9-11: What if you had been there?

Student work of fiction depicts what the horror might have been like

ADVISER’S NOTE: Rylie Kannard is a senior at PHS and a student in Mrs. Nan O’Neill’s Creative Writing class. The following work of fiction was composed in response to the prompt, “What is the worst thing that could happen on your way to work?”

It seemed normal, just like any other second Tuesday of the month.

I was in New York for some meetings and as usual I was out the door by 8:15 a.m. But this morning was different; no this morning was beyond different…this one morning changed so many lives in the most colossal way.

I was walking down Vesey Street when it happened. I raised my arm and glanced at my watch. It was 8:44 a.m. For some reason I was compelled to look up when people started screaming. I was right next to the North Tower. If I could I would go back in time and shut my eyes so I could erase the image that had been burned into my head, an image so horrifying it shook the devil himself.

Everyone began running … the clock hit 8:45 a.m, BAM. It was unlike any sound I had ever heard before. It was more than an explosion, the sound of chaos, the sound of souls being ripped from the earth. The sound of families never being the same again, but the sight was even worse. The Twin Towers were no longer twins, but siblings with one more dysfunctional than the other.

The Twin Towers were no longer twins, but siblings with one more dysfunctional than the other.

I began to run, running in some unknown direction I let my instincts take over. Then the dust began to fall. Limbs were scattered about. I froze in my tracks when I saw her. She was hanging from a tree, a body lifeless, leaves painted red around her.

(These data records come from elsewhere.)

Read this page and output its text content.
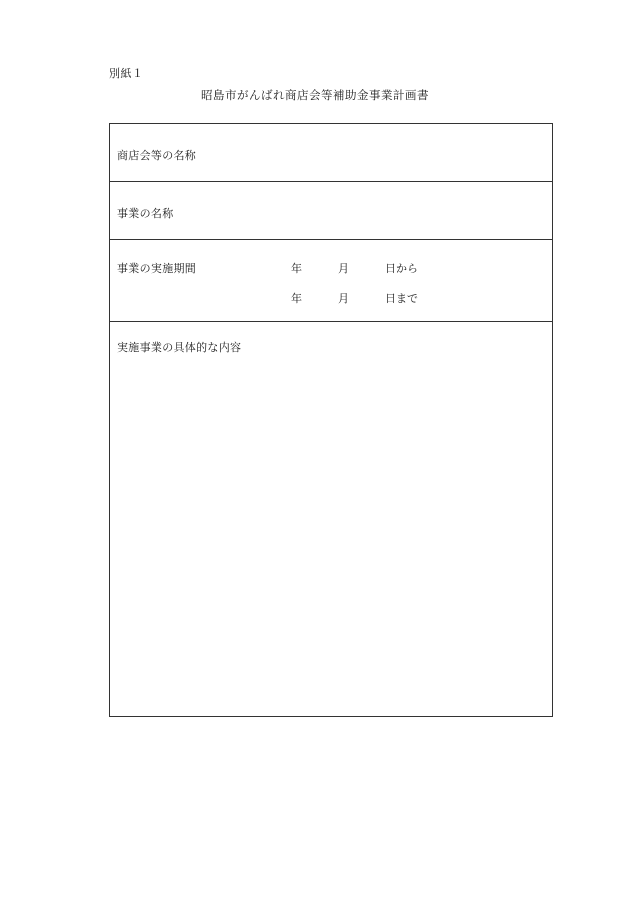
別紙１
昭島市がんばれ商店会等補助金事業計画書
商店会等の名称
事業の名称
事業の実施期間	年	月	日から
年	月	日まで
実施事業の具体的な内容
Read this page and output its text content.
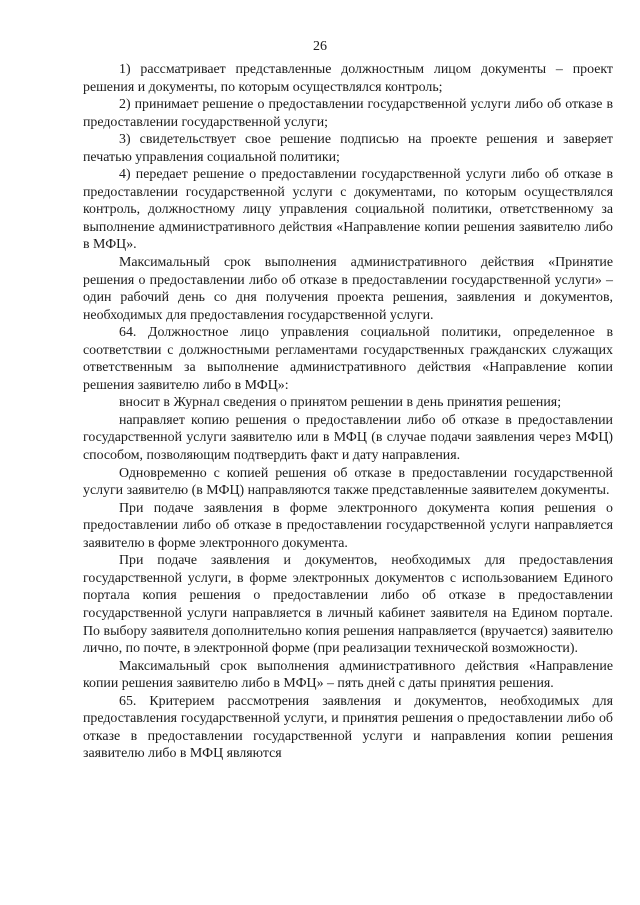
26

1) рассматривает представленные должностным лицом документы – проект решения и документы, по которым осуществлялся контроль;

2) принимает решение о предоставлении государственной услуги либо об отказе в предоставлении государственной услуги;

3) свидетельствует свое решение подписью на проекте решения и заверяет печатью управления социальной политики;

4) передает решение о предоставлении государственной услуги либо об отказе в предоставлении государственной услуги с документами, по которым осуществлялся контроль, должностному лицу управления социальной политики, ответственному за выполнение административного действия «Направление копии решения заявителю либо в МФЦ».

Максимальный срок выполнения административного действия «Принятие решения о предоставлении либо об отказе в предоставлении государственной услуги» – один рабочий день со дня получения проекта решения, заявления и документов, необходимых для предоставления государственной услуги.

64. Должностное лицо управления социальной политики, определенное в соответствии с должностными регламентами государственных гражданских служащих ответственным за выполнение административного действия «Направление копии решения заявителю либо в МФЦ»:

вносит в Журнал сведения о принятом решении в день принятия решения;

направляет копию решения о предоставлении либо об отказе в предоставлении государственной услуги заявителю или в МФЦ (в случае подачи заявления через МФЦ) способом, позволяющим подтвердить факт и дату направления.

Одновременно с копией решения об отказе в предоставлении государственной услуги заявителю (в МФЦ) направляются также представленные заявителем документы.

При подаче заявления в форме электронного документа копия решения о предоставлении либо об отказе в предоставлении государственной услуги направляется заявителю в форме электронного документа.

При подаче заявления и документов, необходимых для предоставления государственной услуги, в форме электронных документов с использованием Единого портала копия решения о предоставлении либо об отказе в предоставлении государственной услуги направляется в личный кабинет заявителя на Едином портале. По выбору заявителя дополнительно копия решения направляется (вручается) заявителю лично, по почте, в электронной форме (при реализации технической возможности).

Максимальный срок выполнения административного действия «Направление копии решения заявителю либо в МФЦ» – пять дней с даты принятия решения.

65. Критерием рассмотрения заявления и документов, необходимых для предоставления государственной услуги, и принятия решения о предоставлении либо об отказе в предоставлении государственной услуги и направления копии решения заявителю либо в МФЦ являются
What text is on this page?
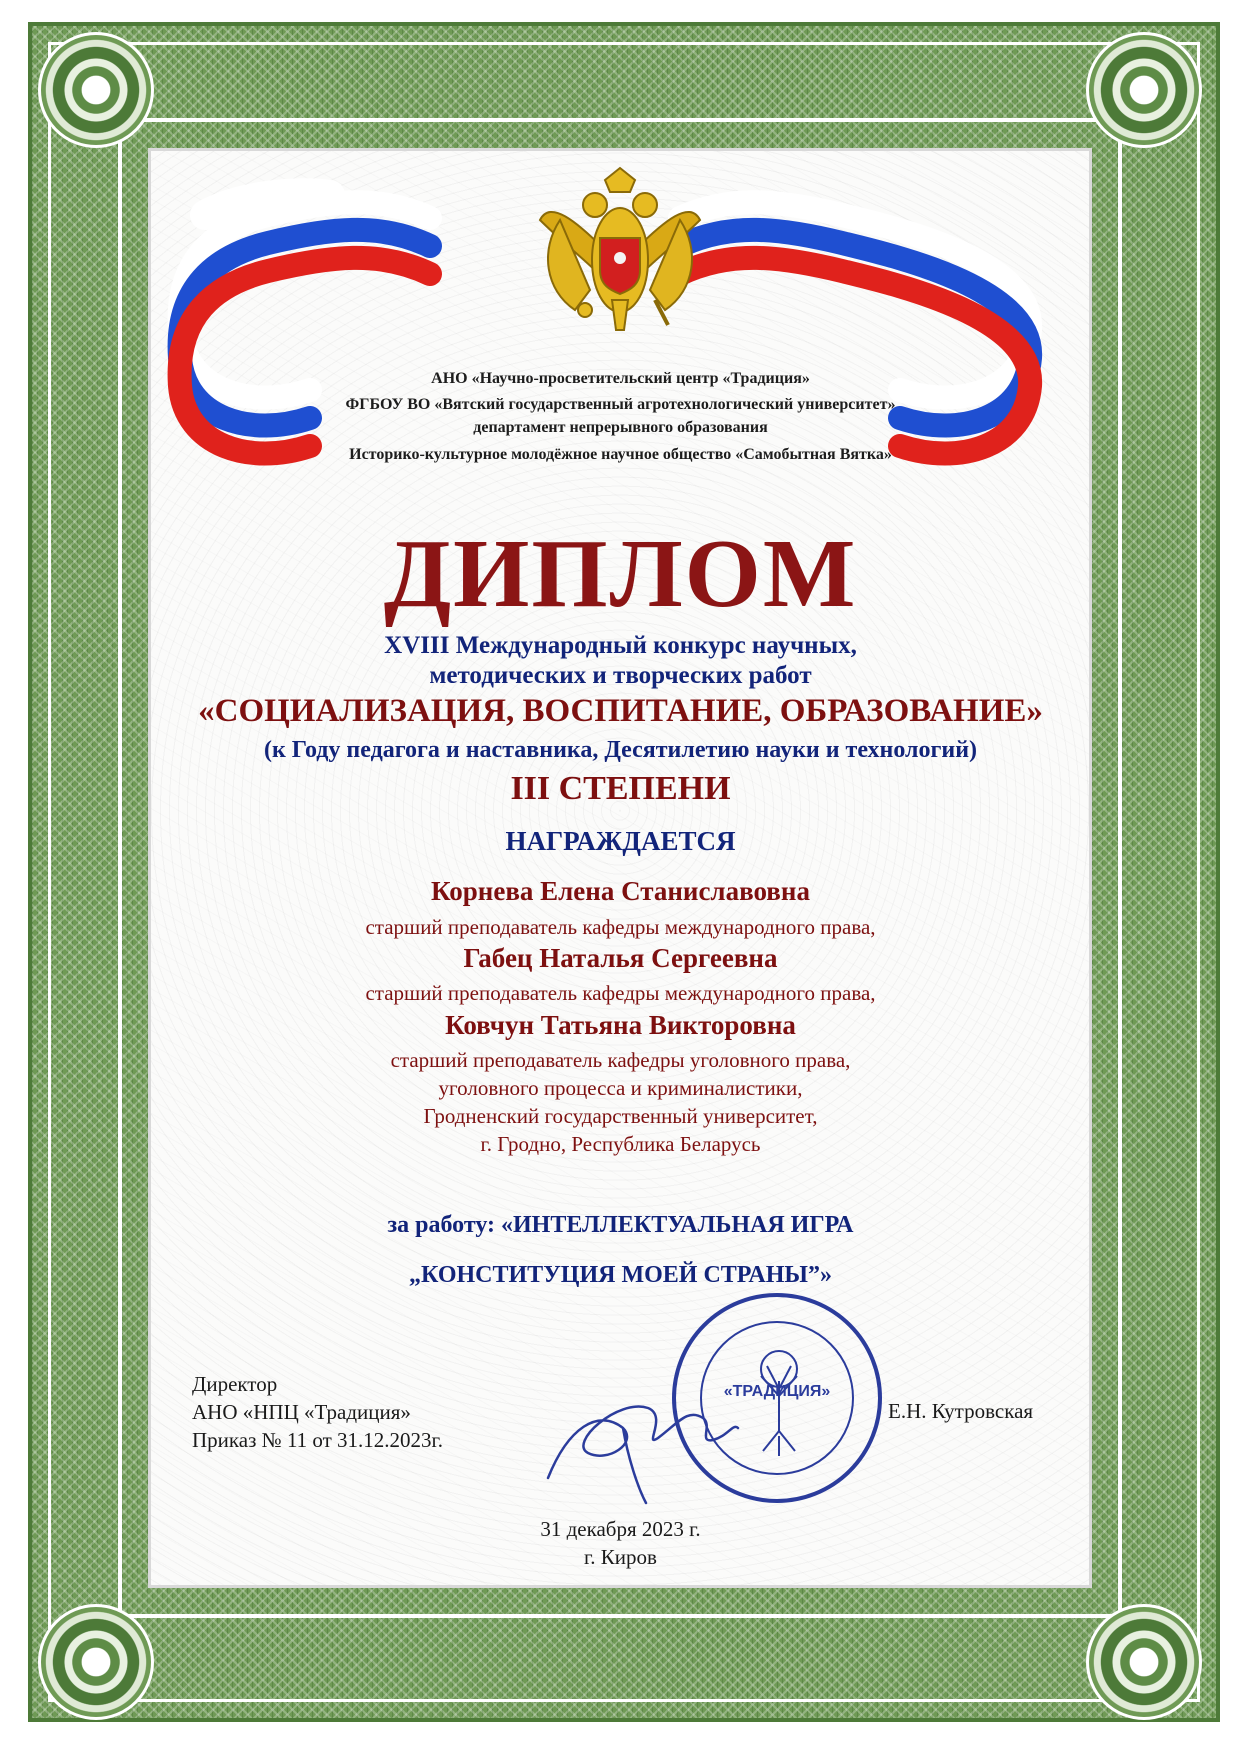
АНО «Научно-просветительский центр «Традиция»

ФГБОУ ВО «Вятский государственный агротехнологический университет»

департамент непрерывного образования

Историко-культурное молодёжное научное общество «Самобытная Вятка»

ДИПЛОМ

XVIII Международный конкурс научных,

методических и творческих работ

«СОЦИАЛИЗАЦИЯ, ВОСПИТАНИЕ, ОБРАЗОВАНИЕ»

(к Году педагога и наставника, Десятилетию науки и технологий)

III СТЕПЕНИ

НАГРАЖДАЕТСЯ

Корнева Елена Станиславовна

старший преподаватель кафедры международного права,

Габец Наталья Сергеевна

старший преподаватель кафедры международного права,

Ковчун Татьяна Викторовна

старший преподаватель кафедры уголовного права,

уголовного процесса и криминалистики,

Гродненский государственный университет,

г. Гродно, Республика Беларусь

за работу: «ИНТЕЛЛЕКТУАЛЬНАЯ ИГРА

„КОНСТИТУЦИЯ МОЕЙ СТРАНЫ”»

Директор

АНО «НПЦ «Традиция»

Приказ № 11 от 31.12.2023г.

Е.Н. Кутровская

«ТРАДИЦИЯ»

31 декабря 2023 г.

г. Киров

I stared for what seemed like hours, people scurrying left and right. I looked at my watch: 8:53 a.m. I began to run in the other direction. The dust was heavy … it hurt my lungs, but I couldn’t stop. I had no control over my body, my primal self-decided it needed to escape no matter what the cost.

I began to run, running in some unknown direction I let my instincts take over. Then the dust began to fall.

So I kept running, until I was trapped; debris from the tower, what seemed to be a few stories’ worth, was laying in front of me, too dangerous to climb. I looked around to see if there were any holes to fit through; there were none. I looked up to see fire spitting out from the tower, blowing out windows and the blackest smoke seeping through the cracks of the building.

I looked down at my watch again: 9:01 a.m. I started to cry and felt like a little girl lost in the supermarket waiting for my mother to come find me; but instead of a supermarket … a war zone and instead of my mother…God. 9:03 a.m. BAM. The same sound as before, but this time, it kept ringing in my head. I collapsed to the ground, hands over my ears. I didn’t want to hear it anymore, see it anymore … feel it anymore.

I lay there and let the dust cover me, let people run by me, listened to the screams of spectators watching bodies hit the ground, some dead by catastrophe, others by choice.

After 102 minutes of burning, the North Tower collapsed to ground, and the South Tower following shortly after. The Twins came crumbling down to rest, both silenced and still forever. I was never the same after that day … I see it always, it never goes away, it’s imprinted on history and its imprinted on my soul. I was one of the lucky ones that day, while thousands died around me … I survived. I’ll never take that for granted. I’ll live my life in remembrance of those whose lives were taken to early on that unforgettable 11th day of September in 2001.